WOKING, SURREY, UK – 22nd April 2013 - McLaren Electronic Systems (MESL), part of the McLaren Group, is delighted to announce that it has been awarded the prestigious Queen’s Award for Enterprise 2013 for its outstanding achievement in international trade.

This is the company’s second Queen’s Award, having won an award for innovation in 2009 in recognition of its development of leading-edge control and data systems. MESL sells its electronics, software and components to a worldwide market with export sales up by more than 60% since 2008.

The company is the Official ECU (engine control unit) Supplier to the FIA Formula One World Championship, NASCAR Sprint Cup and IZOD IndyCar series. All of the cars in these series are powered by electronics and software from McLaren. Together, these series are watched by nearly a tenth of the world’s population.

MESL also sells products and systems to the automotive, aerospace and transport industries. These include advanced hybrid and powertrain controls for high performance cars, FAA approved engine controls for piston-engine aircraft and video and data systems for mass transit systems.

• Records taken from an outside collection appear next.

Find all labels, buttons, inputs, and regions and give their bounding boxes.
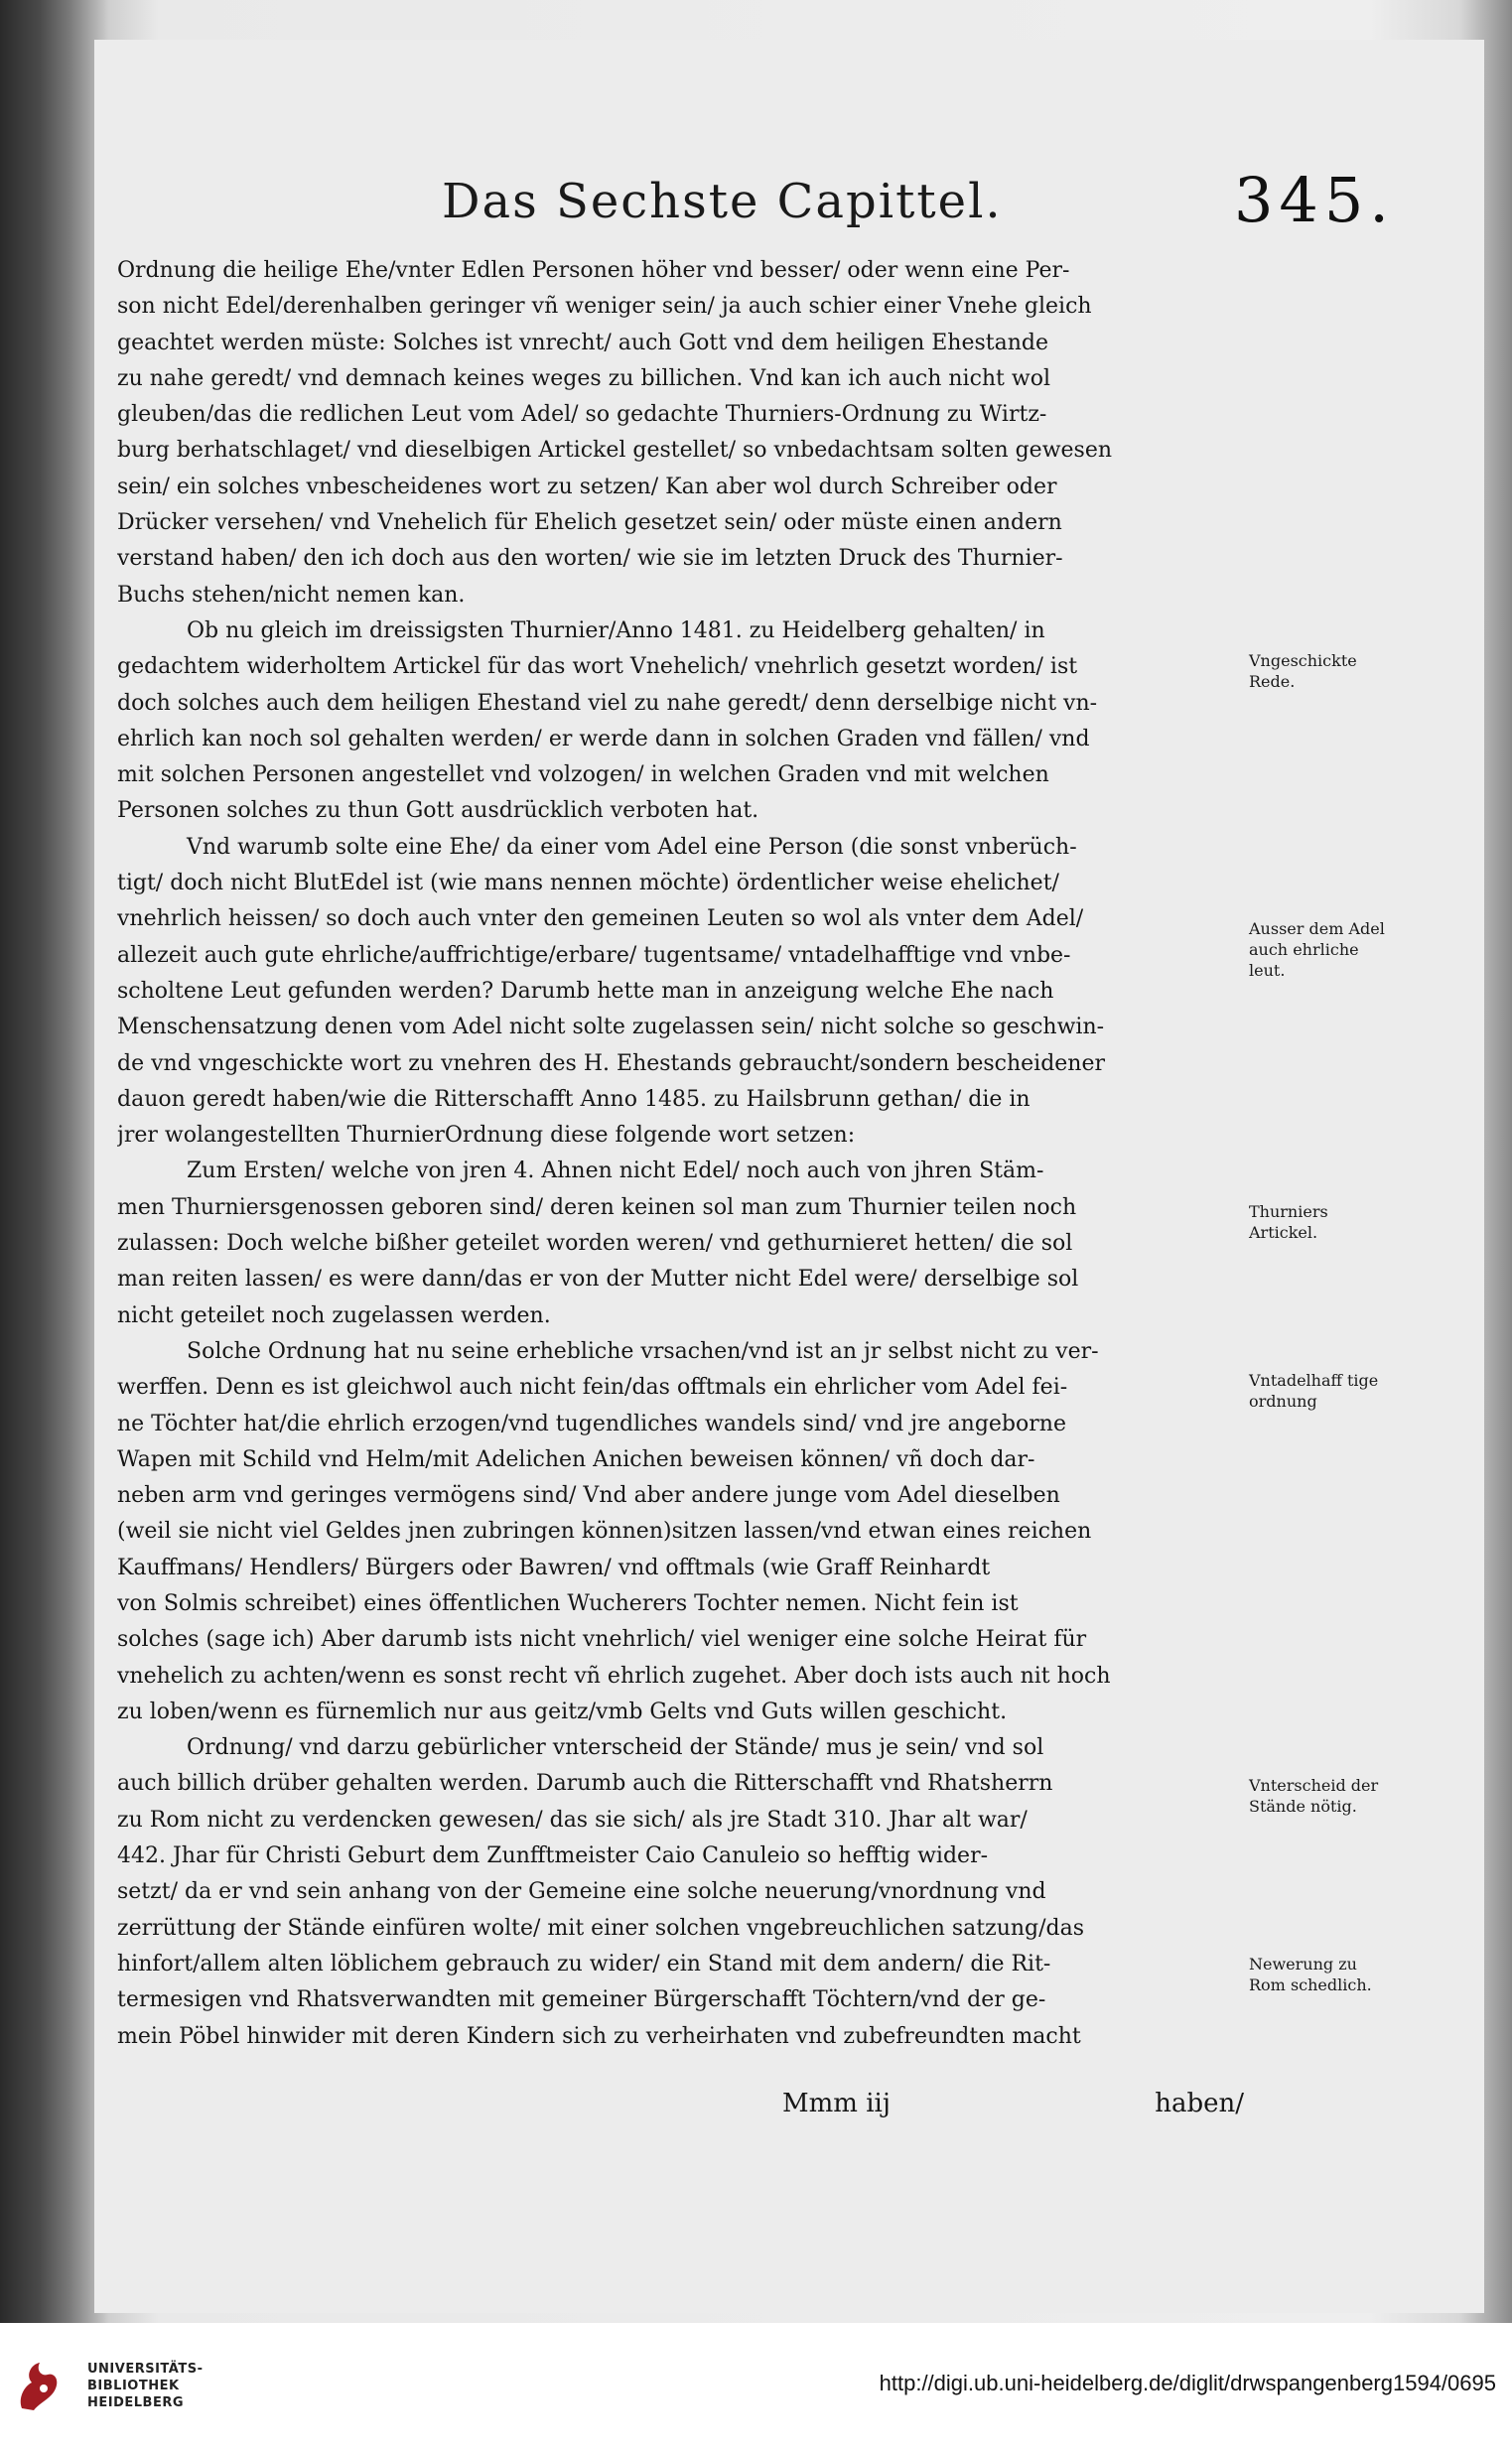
- text-line: zerrüttung der Stände einfüren wolte/ mit einer solchen vngebreuchlichen satzung/das: [117, 1915, 1085, 1941]
- text-line: zulassen: Doch welche bißher geteilet worden weren/ vnd gethurnieret hetten/ die sol: [117, 1231, 1073, 1257]
- text-line: vnehrlich heissen/ so doch auch vnter den gemeinen Leuten so wol als vnter dem Adel/: [117, 906, 1084, 932]
- margin-note-ausser-dem-adel: Ausser dem Adel auch ehrliche leut.: [1249, 919, 1385, 980]
- text-line: ne Töchter hat/die ehrlich erzogen/vnd tugendliches wandels sind/ vnd jre angeborne: [117, 1411, 1066, 1436]
- text-line: man reiten lassen/ es were dann/das er von der Mutter nicht Edel were/ derselbige sol: [117, 1267, 1079, 1293]
- text-line: mein Pöbel hinwider mit deren Kindern sich zu verheirhaten vnd zubefreundten macht: [117, 2023, 1081, 2049]
- text-line: allezeit auch gute ehrliche/auffrichtige/erbare/ tugentsame/ vntadelhafftige vnd vnbe-: [117, 942, 1071, 968]
- text-line: Kauffmans/ Hendlers/ Bürgers oder Bawren/ vnd offtmals (wie Graff Reinhardt: [117, 1555, 991, 1580]
- text-line: burg berhatschlaget/ vnd dieselbigen Artickel gestellet/ so vnbedachtsam solten gewesen: [117, 438, 1113, 464]
- text-line: Wapen mit Schild vnd Helm/mit Adelichen Anichen beweisen können/ vñ doch dar-: [117, 1446, 1035, 1472]
- text-line: Drücker versehen/ vnd Vnehelich für Ehelich gesetzet sein/ oder müste einen andern: [117, 510, 1062, 536]
- text-line: termesigen vnd Rhatsverwandten mit gemeiner Bürgerschafft Töchtern/vnd der ge-: [117, 1987, 1046, 2013]
- source-url-link[interactable]: http://digi.ub.uni-heidelberg.de/diglit/drwspangenberg1594/0695: [879, 2371, 1496, 2395]
- text-line: Buchs stehen/nicht nemen kan.: [117, 582, 466, 608]
- text-line: auch billich drüber gehalten werden. Darumb auch die Ritterschafft vnd Rhatsherrn: [117, 1771, 1053, 1797]
- text-line: geachtet werden müste: Solches ist vnrecht/ auch Gott vnd dem heiligen Ehestande: [117, 330, 1049, 355]
- text-line: werffen. Denn es ist gleichwol auch nicht fein/das offtmals ein ehrlicher vom Adel fei-: [117, 1375, 1068, 1401]
- library-name-line: UNIVERSITÄTS-: [87, 2362, 204, 2377]
- margin-note-vntadelhaff: Vntadelhaff tige ordnung: [1249, 1371, 1379, 1411]
- text-line: zu nahe geredt/ vnd demnach keines weges zu billichen. Vnd kan ich auch nicht wol: [117, 365, 1051, 391]
- catchword: haben/: [1155, 2089, 1244, 2118]
- body-text: [117, 253, 1244, 2055]
- signature-line: [117, 2089, 1244, 2128]
- text-line: 442. Jhar für Christi Geburt dem Zunfftmeister Caio Canuleio so hefftig wider-: [117, 1843, 989, 1869]
- text-line: Personen solches zu thun Gott ausdrücklich verboten hat.: [117, 798, 759, 824]
- text-line: vnehelich zu achten/wenn es sonst recht vñ ehrlich zugehet. Aber doch ists auch nit hoch: [117, 1663, 1111, 1689]
- text-line: mit solchen Personen angestellet vnd volzogen/ in welchen Graden vnd mit welchen: [117, 762, 1049, 788]
- text-line: Ordnung/ vnd darzu gebürlicher vnterscheid der Stände/ mus je sein/ vnd sol: [187, 1735, 1044, 1761]
- text-line: neben arm vnd geringes vermögens sind/ Vnd aber andere junge vom Adel dieselben: [117, 1483, 1060, 1509]
- text-line: gleuben/das die redlichen Leut vom Adel/ so gedachte Thurniers-Ordnung zu Wirtz-: [117, 402, 1047, 428]
- text-line: son nicht Edel/derenhalben geringer vñ weniger sein/ ja auch schier einer Vnehe gleich: [117, 294, 1092, 320]
- text-line: doch solches auch dem heiligen Ehestand viel zu nahe geredt/ denn derselbige nicht vn-: [117, 690, 1098, 716]
- text-line: Solche Ordnung hat nu seine erhebliche vrsachen/vnd ist an jr selbst nicht zu ver-: [187, 1338, 1099, 1364]
- text-line: scholtene Leut gefunden werden? Darumb hette man in anzeigung welche Ehe nach: [117, 978, 1054, 1004]
- running-head: Das Sechste Capittel.: [442, 174, 1003, 229]
- text-line: nicht geteilet noch zugelassen werden.: [117, 1302, 551, 1328]
- margin-note-vnterscheid: Vnterscheid der Stände nötig.: [1249, 1776, 1379, 1816]
- text-line: setzt/ da er vnd sein anhang von der Gemeine eine solche neuerung/vnordnung vnd: [117, 1879, 1046, 1905]
- text-line: zu loben/wenn es fürnemlich nur aus geitz/vmb Gelts vnd Guts willen geschicht.: [117, 1699, 1008, 1724]
- text-line: men Thurniersgenossen geboren sind/ deren keinen sol man zum Thurnier teilen noch: [117, 1194, 1077, 1220]
- text-line: Ordnung die heilige Ehe/vnter Edlen Personen höher vnd besser/ oder wenn eine Per-: [117, 258, 1070, 283]
- text-line: sein/ ein solches vnbescheidenes wort zu setzen/ Kan aber wol durch Schreiber oder: [117, 474, 1057, 499]
- text-line: Ob nu gleich im dreissigsten Thurnier/Anno 1481. zu Heidelberg gehalten/ in: [187, 617, 1045, 643]
- text-line: jrer wolangestellten ThurnierOrdnung diese folgende wort setzen:: [117, 1123, 856, 1149]
- text-line: Menschensatzung denen vom Adel nicht solte zugelassen sein/ nicht solche so geschwin-: [117, 1015, 1105, 1040]
- text-line: tigt/ doch nicht BlutEdel ist (wie mans nennen möchte) ördentlicher weise ehelichet/: [117, 871, 1059, 896]
- library-name-line: HEIDELBERG: [87, 2395, 185, 2410]
- text-line: Vnd warumb solte eine Ehe/ da einer vom Adel eine Person (die sonst vnberüch-: [187, 834, 1077, 860]
- text-line: ehrlich kan noch sol gehalten werden/ er werde dann in solchen Graden vnd fällen/ vnd: [117, 726, 1090, 751]
- margin-note-thurniers-artickel: Thurniers Artickel.: [1249, 1202, 1328, 1242]
- text-line: (weil sie nicht viel Geldes jnen zubringen können)sitzen lassen/vnd etwan eines reichen: [117, 1519, 1092, 1545]
- text-line: de vnd vngeschickte wort zu vnehren des H. Ehestands gebraucht/sondern bescheidener: [117, 1050, 1106, 1076]
- text-line: zu Rom nicht zu verdencken gewesen/ das sie sich/ als jre Stadt 310. Jhar alt war/: [117, 1807, 1028, 1833]
- digitization-footer: [0, 2323, 1512, 2452]
- signature-mark: Mmm iij: [782, 2089, 891, 2118]
- margin-note-ungeschickte-rede: Vngeschickte Rede.: [1249, 651, 1357, 691]
- text-line: verstand haben/ den ich doch aus den worten/ wie sie im letzten Druck des Thurnier-: [117, 546, 1063, 572]
- page-number: 345.: [1233, 164, 1395, 236]
- text-line: von Solmis schreibet) eines öffentlichen Wucherers Tochter nemen. Nicht fein ist: [117, 1590, 1019, 1616]
- margin-note-newerung: Newerung zu Rom schedlich.: [1249, 1955, 1372, 1994]
- library-name: [87, 2361, 203, 2411]
- text-line: Zum Ersten/ welche von jren 4. Ahnen nicht Edel/ noch auch von jhren Stäm-: [187, 1158, 1044, 1184]
- university-library-logo-icon: [16, 2359, 66, 2412]
- text-line: gedachtem widerholtem Artickel für das wort Vnehelich/ vnehrlich gesetzt worden/ ist: [117, 654, 1078, 680]
- page-header: [442, 164, 1395, 253]
- text-line: dauon geredt haben/wie die Ritterschafft Anno 1485. zu Hailsbrunn gethan/ die in: [117, 1086, 1031, 1112]
- text-line: hinfort/allem alten löblichem gebrauch zu wider/ ein Stand mit dem andern/ die Rit-: [117, 1951, 1051, 1976]
- text-line: solches (sage ich) Aber darumb ists nicht vnehrlich/ viel weniger eine solche Heirat für: [117, 1627, 1087, 1653]
- library-name-line: BIBLIOTHEK: [87, 2379, 180, 2393]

McLaren has been competing on a world stage since it was formed 50 years ago in 1963. The McLaren Group makes race cars, iconic sports cars, electronics and software and continues to grow in many diverse and global markets. This year, MESL celebrates its twentieth year providing complete control systems to Formula One.

The company has offices in Woking, UK and Huntersville, North Carolina, USA.

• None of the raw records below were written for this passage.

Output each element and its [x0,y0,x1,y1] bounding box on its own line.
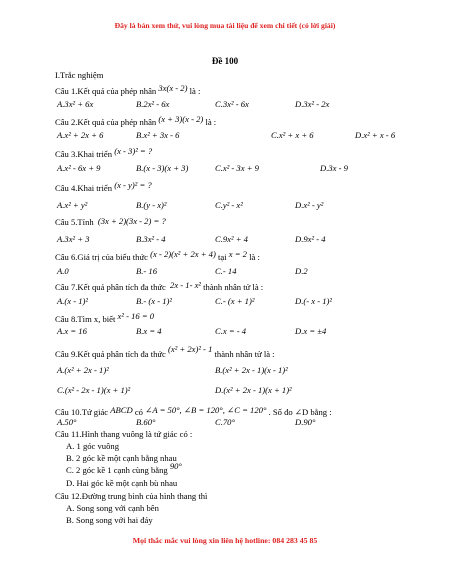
question-2-tail: là : [205,117,217,127]
question-11-option-c [66,461,182,475]
question-5-text: Câu 5.Tính [55,217,94,227]
question-11-option-c-value: 90° [169,461,182,471]
question-1-option-c: C.3x² - 6x [215,99,249,109]
question-2-option-a: A.x² + 2x + 6 [57,130,104,140]
question-10 [55,407,332,417]
question-4-text: Câu 4.Khai triển [55,183,113,193]
question-2-option-c: C.x² + x + 6 [271,130,314,140]
question-11-option-d: D. Hai góc kề một cạnh bù nhau [66,478,178,488]
question-8-expression: x² - 16 = 0 [117,311,155,321]
question-4-option-a: A.x² + y² [57,200,88,210]
question-3-option-a: A.x² - 6x + 9 [57,163,101,173]
question-7-option-d: D.(- x - 1)² [295,296,332,306]
question-6-option-a: A.0 [57,266,69,276]
question-6-text: Câu 6.Giá trị của biểu thức [55,252,148,262]
question-1 [55,83,201,96]
question-8-option-d: D.x = ±4 [295,326,327,336]
question-12: Câu 12.Đường trung bình của hình thang thì [55,491,208,501]
question-2-option-d: D.x² + x - 6 [355,130,396,140]
question-1-option-a: A.3x² + 6x [57,99,94,109]
question-6-option-c: C.- 14 [215,266,237,276]
question-9-option-b: B.(x² + 2x - 1)(x - 1)² [215,365,288,375]
question-2-expression: (x + 3)(x - 2) [158,114,204,124]
question-9-tail: thành nhân tử là : [214,349,275,359]
question-8 [55,311,155,324]
question-10-condition: ∠A = 50°, ∠B = 120°, ∠C = 120° [145,405,267,415]
question-8-text: Câu 8.Tìm x, biết [55,314,116,324]
question-5-option-b: B.3x² - 4 [136,234,166,244]
hotline-banner: Mọi thắc mắc vui lòng xin liên hệ hotline: 084 283 45 85 [132,536,318,545]
question-11: Câu 11.Hình thang vuông là tứ giác có : [55,429,193,439]
question-7 [55,282,263,292]
section-heading: I.Trắc nghiệm [55,70,104,80]
question-10-mid: có [134,407,143,417]
question-3-option-c: C.x² - 3x + 9 [215,163,259,173]
question-3-expression: (x - 3)² = ? [114,146,153,156]
question-5-expression: (3x + 2)(3x - 2) = ? [97,216,166,226]
question-11-option-b: B. 2 góc kề một cạnh bằng nhau [66,453,177,463]
question-3-option-b: B.(x - 3)(x + 3) [136,163,189,173]
question-5-option-c: C.9x² + 4 [215,234,248,244]
question-11-option-c-text: C. 2 góc kề 1 cạnh cùng bằng [66,465,168,475]
question-7-text: Câu 7.Kết quả phân tích đa thức [55,282,166,292]
question-10-figure: ABCD [110,405,133,415]
question-4-option-b: B.(y - x)² [136,200,167,210]
question-4-expression: (x - y)² = ? [114,180,152,190]
question-7-expression: 2x - 1- x² [170,280,201,290]
question-9-option-c: C.(x² - 2x - 1)(x + 1)² [57,385,131,395]
question-4-option-c: C.y² - x² [215,200,243,210]
question-2 [55,114,217,127]
question-7-tail: thành nhân tử là : [203,282,264,292]
question-6-mid: tại [218,252,227,262]
question-5 [55,217,166,227]
question-8-option-a: A.x = 16 [57,326,87,336]
question-6-condition: x = 2 [228,249,247,259]
question-11-option-a: A. 1 góc vuông [66,441,119,451]
question-7-option-b: B.- (x - 1)² [136,296,172,306]
question-10-option-b: B.60° [136,417,156,427]
question-3 [55,146,153,159]
question-9-option-d: D.(x² + 2x - 1)(x + 1)² [215,385,292,395]
question-8-option-b: B.x = 4 [136,326,162,336]
question-2-option-b: B.x² + 3x - 6 [136,130,180,140]
question-4 [55,180,152,193]
exam-title: Đề 100 [211,56,239,66]
question-12-option-b: B. Song song với hai đáy [66,515,153,525]
question-2-text: Câu 2.Kết quả của phép nhân [55,117,157,127]
question-9 [55,344,275,359]
question-6-option-b: B.- 16 [136,266,158,276]
question-1-option-b: B.2x² - 6x [136,99,170,109]
question-1-expression: 3x(x - 2) [158,83,188,93]
question-10-tail: . Số đo ∠D bằng : [268,407,332,417]
question-1-option-d: D.3x² - 2x [295,99,330,109]
question-3-option-d: D.3x - 9 [320,163,348,173]
question-10-option-d: D.90° [295,417,316,427]
question-10-text: Câu 10.Tứ giác [55,407,109,417]
question-6-option-d: D.2 [295,266,308,276]
question-4-option-d: D.x² - y² [295,200,324,210]
question-1-text: Câu 1.Kết quả của phép nhân [55,86,157,96]
question-5-option-d: D.9x² - 4 [295,234,326,244]
question-9-expression: (x² + 2x)² - 1 [168,344,213,354]
question-8-option-c: C.x = - 4 [215,326,247,336]
question-5-option-a: A.3x² + 3 [57,234,90,244]
question-12-option-a: A. Song song với cạnh bên [66,503,159,513]
question-9-option-a: A.(x² + 2x - 1)² [57,365,109,375]
question-10-option-c: C.70° [215,417,235,427]
question-6-expression: (x - 2)(x² + 2x + 4) [150,249,216,259]
question-7-option-a: A.(x - 1)² [57,296,88,306]
question-9-text: Câu 9.Kết quả phân tích đa thức [55,349,166,359]
question-6-tail: là : [249,252,260,262]
question-3-text: Câu 3.Khai triển [55,149,113,159]
question-6 [55,249,260,262]
preview-notice-banner: Đây là bản xem thử, vui lòng mua tài liệu để xem chi tiết (có lời giải) [114,21,336,30]
question-10-option-a: A.50° [57,417,77,427]
question-7-option-c: C.- (x + 1)² [215,296,255,306]
question-1-tail: là : [189,86,201,96]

Dr Peter van Manen, Managing Director of McLaren Electronic Systems said: “We are delighted to have been recognised in the Queen’s Awards for the growth of our international trade. We are proud that our technology is at the heart of international motor racing and that are able to translate it into other important markets. This is a wonderful endorsement for the reputation of McLaren and British development and manufacturing and will help energise our strategy even further to develop the business further in new markets and sectors.”